L’article 8 suspend les délais imposés par l’administration pour réaliser des contrôles et des travaux ou pour se conformer à des prescriptions de toute nature, à compter du 12 mars 2020 jusqu’au 24 juin 2020, sauf lorsqu’ils résultent d’une décision de justice.
En matière d’installations classées, il semblerait que les exploitants qui avaient été mis en demeure par l’administration, de se conformer aux prescriptions d’un arrêté préfectoral dans la période d’état d’urgence sanitaire, verront les délais auxquels ils étaient soumis suspendus jusqu’à la fin de cette période.
L’article 9 ouvre néanmoins deux catégories d’exception au principe de suspension de ces délais.
D’une part, un décret pourra fixer les catégories d’actes, de procédures et d’obligations pour lesquels, pour des motifs de protection des intérêts fondamentaux de la Nation, de sécurité, de protection de la santé, de la salubrité publique, de préservation de l’environnement et de protection de l’enfance et de la jeunesse, le cours des délais reprend.
D’autre part, pour les mêmes motifs, un décret peut, pour un acte, une procédure ou une obligation déterminés, fixer une date de reprise des délais à condition d’en informer les personnes concernées.
Enfin, l’article 12 aménage, à compter du 12 mars 2020 et jusqu’au 24 juin 2020, les procédures d’enquête publique relatives à des projets présentant tout à la fois un intérêt national et un caractère d’urgence.
Ainsi, l’autorité compétente pour organiser l’enquête peut, pour toute enquête publique déjà ouverte relative à un tel projet, décider qu’elle se poursuit uniquement par des moyens électroniques dématérialisés.
Toute nouvelle enquête publique relative à un tel projet sera ouverte et conduite uniquement par des moyens électroniques dématérialisés.
Si la durée de l’enquête publique va au-delà du 24 juin 2020, l’autorité qui l’organise peut choisir de l’achever selon les mêmes modalités dématérialisées ou de l’achever selon les modalités de droit commun.
Il convient de noter qu’aucune précision n’est apportée quant à ce qu’il faut entendre par projet d’intérêt national présentant un caractère d’urgence.
De plus, la question reste en suspens sur le sort réservé aux autres enquêtes publiques qui étaient en cours au moment de la déclaration d’état d’urgence.

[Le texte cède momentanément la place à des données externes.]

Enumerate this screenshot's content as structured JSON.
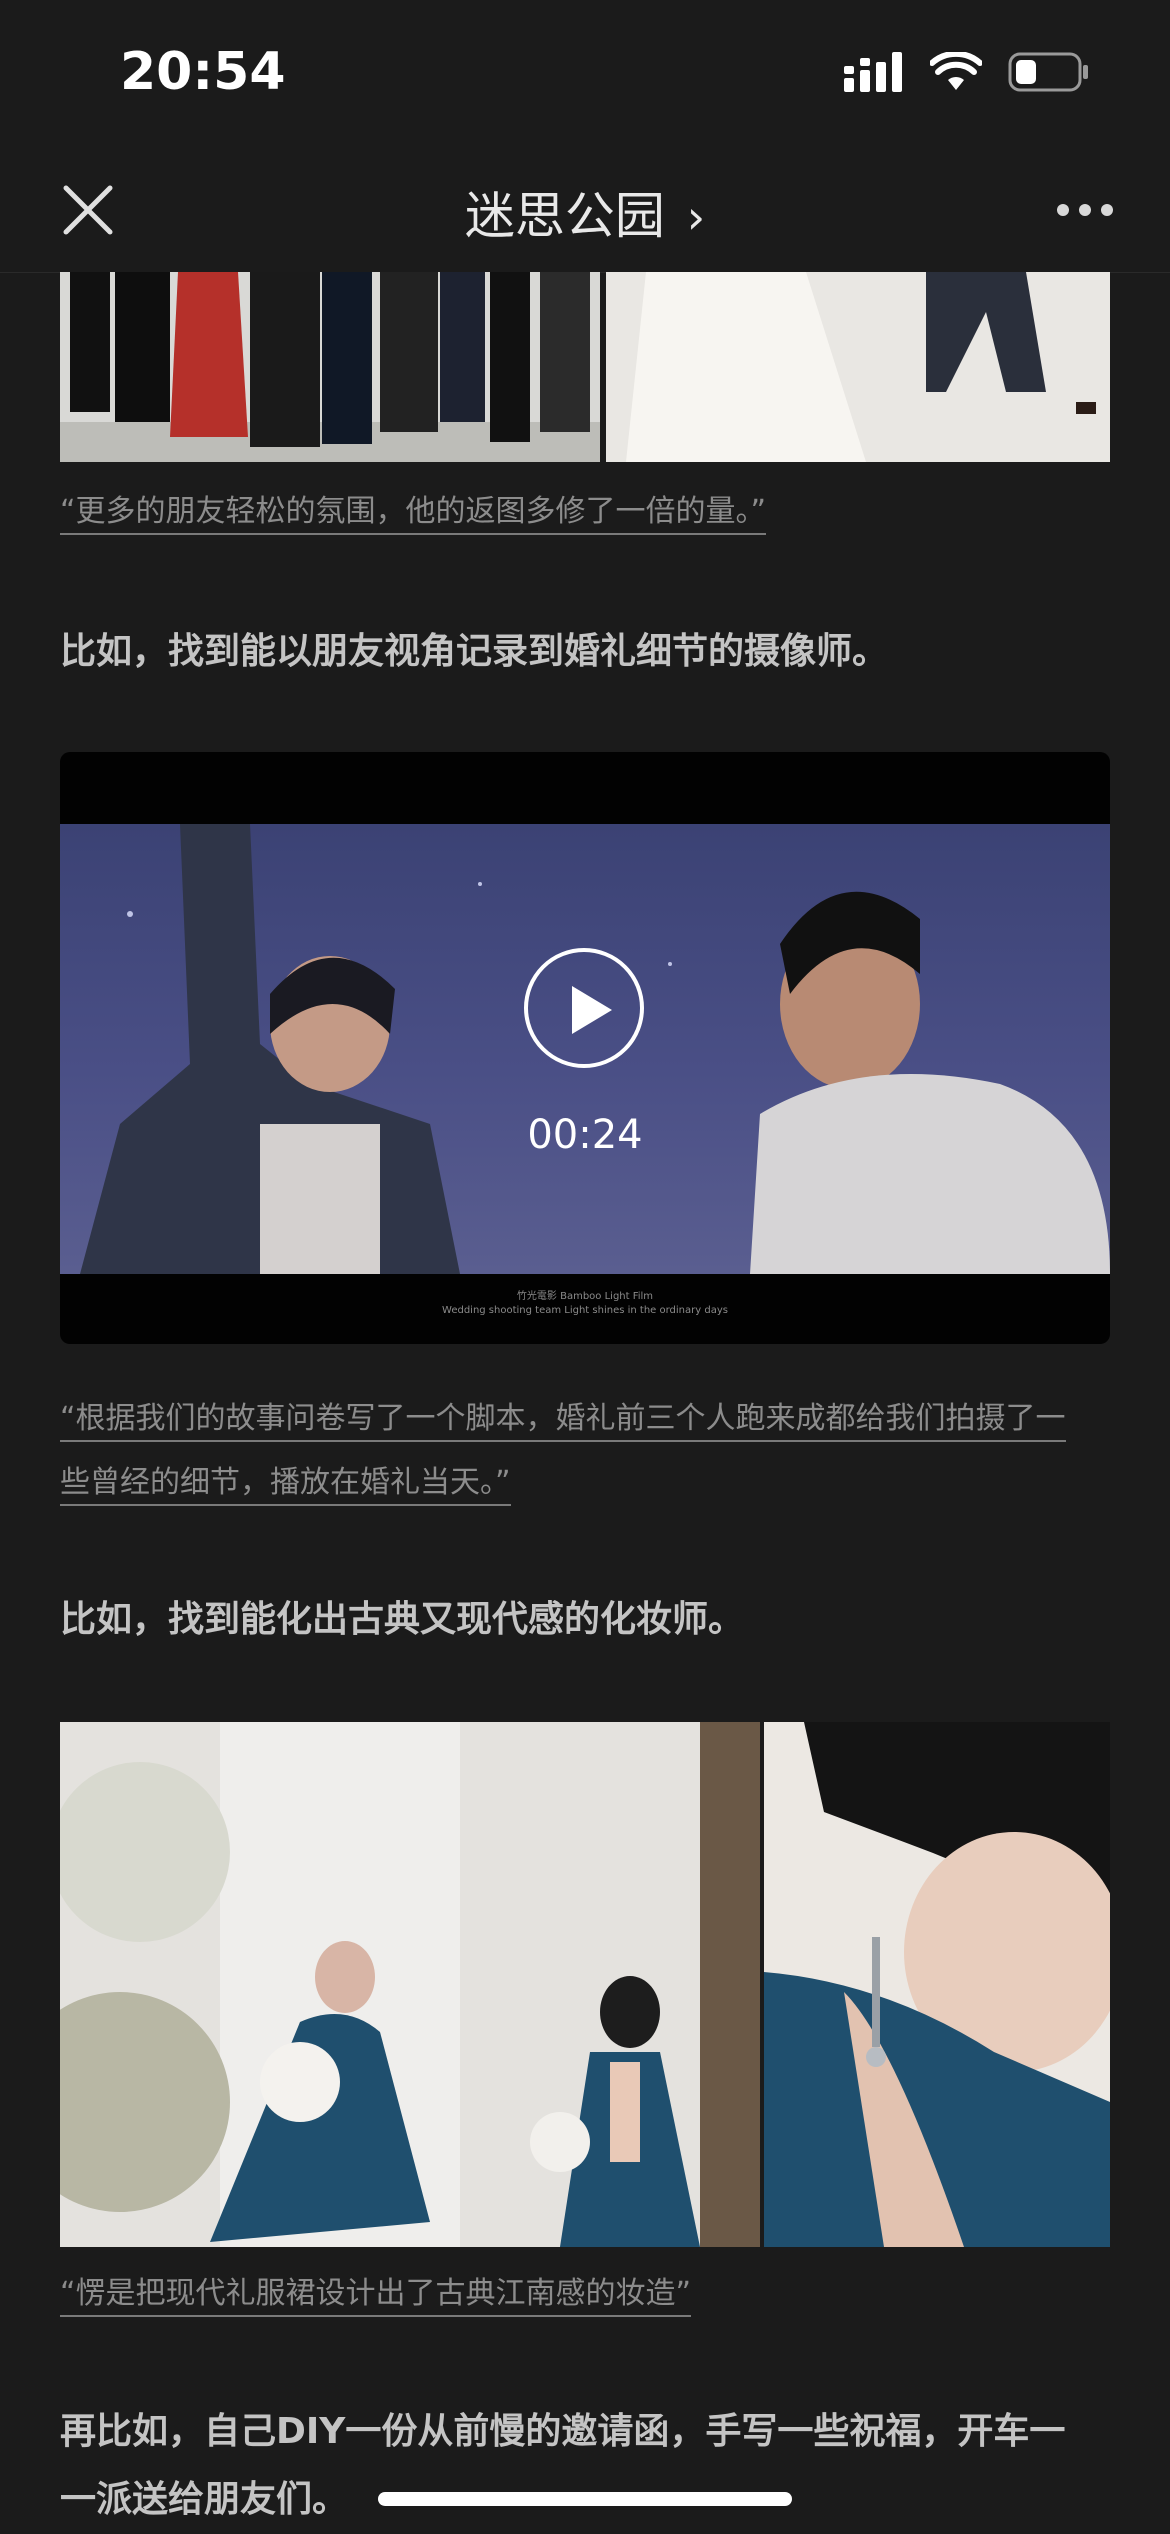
{
  "status_bar": {
    "time": "20:54",
    "icons": [
      "signal-icon",
      "wifi-icon",
      "battery-icon"
    ]
  },
  "nav": {
    "title": "迷思公园",
    "icons": [
      "close-icon",
      "chevron-right-icon",
      "more-icon"
    ]
  },
  "article": {
    "caption_1": "“更多的朋友轻松的氛围，他的返图多修了一倍的量。”",
    "para_1": "比如，找到能以朋友视角记录到婚礼细节的摄像师。",
    "video": {
      "duration": "00:24",
      "watermark_line1": "竹光電影 Bamboo Light Film",
      "watermark_line2": "Wedding shooting team Light shines in the ordinary days"
    },
    "caption_2_line1": "“根据我们的故事问卷写了一个脚本，婚礼前三个人跑来成都给我们拍摄了一",
    "caption_2_line2": "些曾经的细节，播放在婚礼当天。”",
    "para_2": "比如，找到能化出古典又现代感的化妆师。",
    "caption_3": "“愣是把现代礼服裙设计出了古典江南感的妆造”",
    "para_3_line1": "再比如，自己DIY一份从前慢的邀请函，手写一些祝福，开车一",
    "para_3_line2": "一派送给朋友们。"
  },
  "colors": {
    "background": "#1b1b1b",
    "caption": "#8c8c8c",
    "body_text": "#c4c4c4",
    "dress_teal": "#1f4f6e"
  }
}
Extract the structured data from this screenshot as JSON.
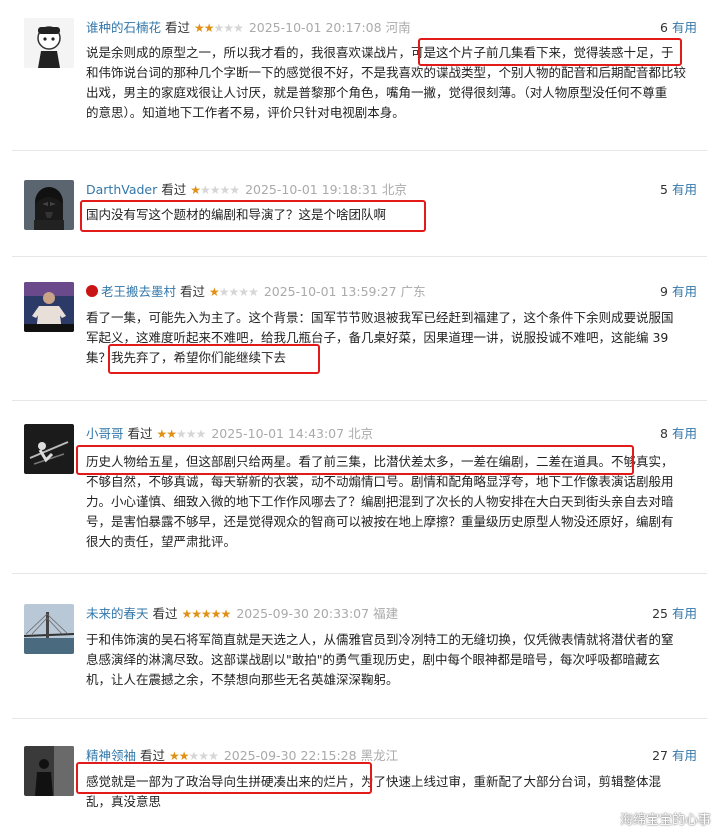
{
  "reviews": [
    {
      "username": "谁种的石楠花",
      "watched": "看过",
      "stars": 2,
      "time": "2025-10-01 20:17:08",
      "location": "河南",
      "useful_count": "6",
      "useful_label": "有用",
      "lines": [
        "说是余则成的原型之一，所以我才看的，我很喜欢谍战片，可是这个片子前几集看下来，觉得装惑十足，于",
        "和伟饰说台词的那种几个字断一下的感觉很不好，不是我喜欢的谍战类型，个别人物的配音和后期配音都比较",
        "出戏，男主的家庭戏很让人讨厌，就是普黎那个角色，嘴角一撇，觉得很刻薄。（对人物原型没任何不尊重",
        "的意思）。知道地下工作者不易，评价只针对电视剧本身。"
      ]
    },
    {
      "username": "DarthVader",
      "watched": "看过",
      "stars": 1,
      "time": "2025-10-01 19:18:31",
      "location": "北京",
      "useful_count": "5",
      "useful_label": "有用",
      "lines": [
        "国内没有写这个题材的编剧和导演了？这是个啥团队啊"
      ]
    },
    {
      "username": "老王搬去墨村",
      "watched": "看过",
      "stars": 1,
      "time": "2025-10-01 13:59:27",
      "location": "广东",
      "useful_count": "9",
      "useful_label": "有用",
      "lines": [
        "看了一集，可能先入为主了。这个背景：国军节节败退被我军已经赶到福建了，这个条件下余则成要说服国",
        "军起义，这难度听起来不难吧，给我几瓶台子，备几桌好菜，因果道理一讲，说服投诚不难吧，这能编 39",
        "集？我先弃了，希望你们能继续下去"
      ]
    },
    {
      "username": "小哥哥",
      "watched": "看过",
      "stars": 2,
      "time": "2025-10-01 14:43:07",
      "location": "北京",
      "useful_count": "8",
      "useful_label": "有用",
      "lines": [
        "历史人物给五星，但这部剧只给两星。看了前三集，比潜伏差太多，一差在编剧，二差在道具。不够真实，",
        "不够自然，不够真诚，每天崭新的衣裳，动不动煽情口号。剧情和配角略显浮夸，地下工作像表演话剧般用",
        "力。小心谨慎、细致入微的地下工作作风哪去了？编剧把混到了次长的人物安排在大白天到街头亲自去对暗",
        "号，是害怕暴露不够早，还是觉得观众的智商可以被按在地上摩擦？重量级历史原型人物没还原好，编剧有",
        "很大的责任，望严肃批评。"
      ]
    },
    {
      "username": "未来的春天",
      "watched": "看过",
      "stars": 5,
      "time": "2025-09-30 20:33:07",
      "location": "福建",
      "useful_count": "25",
      "useful_label": "有用",
      "lines": [
        "于和伟饰演的吴石将军简直就是天选之人，从儒雅官员到冷冽特工的无缝切换，仅凭微表情就将潜伏者的窒",
        "息感演绎的淋漓尽致。这部谍战剧以\"敢拍\"的勇气重现历史，剧中每个眼神都是暗号，每次呼吸都暗藏玄",
        "机，让人在震撼之余，不禁想向那些无名英雄深深鞠躬。"
      ]
    },
    {
      "username": "精神领袖",
      "watched": "看过",
      "stars": 2,
      "time": "2025-09-30 22:15:28",
      "location": "黑龙江",
      "useful_count": "27",
      "useful_label": "有用",
      "lines": [
        "感觉就是一部为了政治导向生拼硬凑出来的烂片，为了快速上线过审，重新配了大部分台词，剪辑整体混",
        "乱，真没意思"
      ]
    }
  ],
  "watermark": "海绵宝宝的心事",
  "colors": {
    "link": "#3377aa",
    "star": "#e09015",
    "highlight": "#e21a1a"
  },
  "icons": {
    "star_on": "★",
    "star_off": "★"
  }
}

Si la rédaction de l’article 7 laisse à penser que seuls les délais relatifs à l’organisation et l’ouverture des enquêtes publiques seraient concernés, l’article 3 traite plus généralement des « enquêtes » sans qu’il soit certain que les enquêtes publiques puissent y être rattachées. Seraient plutôt visées les enquêtes de nature administrative.
Le bon sens voudrait qu’au regard de la situation et l’impossibilité de maintenir le déroulement normal de ces enquêtes publiques, elles soient purement suspendues le temps de la crise sanitaire.
Des précisions seront donc grandement nécessaires pour appréhender pleinement l’impact de cette ordonnance.